Minister of Buddhashasana, Religious, and Cultural Affairs
- In office 20 May 2022 – 24 September 2024
- President: Gotabaya Rajapaksa Ranil Wickremesinghe
- Prime Minister: Ranil Wickremesinghe Dinesh Gunawardena
- Preceded by: Mahinda Rajapaksa
- Succeeded by: Vijitha Herath

Minister of Labour
- In office 18 April 2022 – 9 May 2022
- President: Gotabaya Rajapaksa
- Prime Minister: Mahinda Rajapaksa
- Preceded by: Nimal Siripala de Silva
- Succeeded by: Manusha Nanayakkara

Member of Parliament for Kalutara District
- In office 2010 – 24 September 2024

Personal details
- Born: 11 July 1959 (age 66)
- Party: Sri Lanka Freedom Party
- Other political affiliations: Sri Lanka Podujana Peramuna
- Relations: Ratnasiri Wickremanayake (father)

= Vidura Wickremanayake =

Sri Lankan politician (born 1959)

Vidura Wickremanayake (born 11 July 1959) is a Sri Lankan politician who served as the Minister of Buddhashasana, Religious, and Cultural Affairs from 2022 to 2024. A Member of Parliament, he is the son of the former Sri Lankan Prime Minister Ratnasiri Wickremanayake.

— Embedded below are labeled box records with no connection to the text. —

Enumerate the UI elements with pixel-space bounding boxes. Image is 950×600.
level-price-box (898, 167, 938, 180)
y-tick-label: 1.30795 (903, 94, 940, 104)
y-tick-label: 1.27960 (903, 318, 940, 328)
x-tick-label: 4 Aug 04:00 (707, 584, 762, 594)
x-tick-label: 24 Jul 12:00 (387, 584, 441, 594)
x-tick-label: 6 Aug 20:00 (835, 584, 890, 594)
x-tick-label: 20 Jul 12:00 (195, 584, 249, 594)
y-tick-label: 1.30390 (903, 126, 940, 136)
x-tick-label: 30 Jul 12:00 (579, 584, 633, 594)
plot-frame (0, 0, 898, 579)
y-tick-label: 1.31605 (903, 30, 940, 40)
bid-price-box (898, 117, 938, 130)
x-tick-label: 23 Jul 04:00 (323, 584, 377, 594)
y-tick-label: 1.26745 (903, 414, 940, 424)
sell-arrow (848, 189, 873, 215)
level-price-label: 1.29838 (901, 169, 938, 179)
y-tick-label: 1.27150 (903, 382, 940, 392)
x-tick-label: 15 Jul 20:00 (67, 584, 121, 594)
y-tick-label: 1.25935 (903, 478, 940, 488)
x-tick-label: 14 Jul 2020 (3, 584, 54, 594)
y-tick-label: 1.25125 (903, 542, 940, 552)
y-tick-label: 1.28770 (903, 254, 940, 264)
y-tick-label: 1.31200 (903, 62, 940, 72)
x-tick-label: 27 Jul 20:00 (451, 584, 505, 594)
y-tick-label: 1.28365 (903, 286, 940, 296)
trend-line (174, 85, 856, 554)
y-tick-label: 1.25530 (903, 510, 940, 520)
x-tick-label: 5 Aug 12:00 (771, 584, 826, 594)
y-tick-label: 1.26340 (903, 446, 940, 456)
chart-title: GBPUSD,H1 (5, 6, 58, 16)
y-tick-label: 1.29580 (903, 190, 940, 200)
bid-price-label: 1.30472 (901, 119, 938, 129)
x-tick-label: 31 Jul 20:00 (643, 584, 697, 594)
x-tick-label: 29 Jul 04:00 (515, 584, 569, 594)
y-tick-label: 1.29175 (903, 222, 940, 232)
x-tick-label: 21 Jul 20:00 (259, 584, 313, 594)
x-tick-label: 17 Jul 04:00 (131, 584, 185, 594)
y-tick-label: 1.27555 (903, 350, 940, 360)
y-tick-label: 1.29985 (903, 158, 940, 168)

==Early life and education==
Born to Ratnasiri Wickremanayake and Kusum Wickremanayake, he was educated at Royal College, Colombo and gained a BSc in Agriculture in the Philippines.

==Political career==
Wickremanayake was elected to parliament from Kalutara from the Sri Lanka Freedom Party in the 2015 parliamentary election and was appointed State Minister of Agriculture. He was re-elected in the 2020 parliamentary election from the Kalutara electorate with 147,958 preferential votes and was appointed State Minister of National Heritage, Rural Arts. Following the mass resignation of the Sri Lankan cabinet in the wake of the 2022 Sri Lankan protests, he was appointed as the Minister of Labour by President Gotabaya Rajapaksa on 18 April 2022. He left office following the resignation of Prime Minister Mahinda Rajapaksa and thereby the whole government. He was appointed to the position of Minister of Buddhashasana, Religious, and Cultural Affairs in the new Sri Lankan Cabinet by President Gotabaya Rajapaksa on 20 May 2022.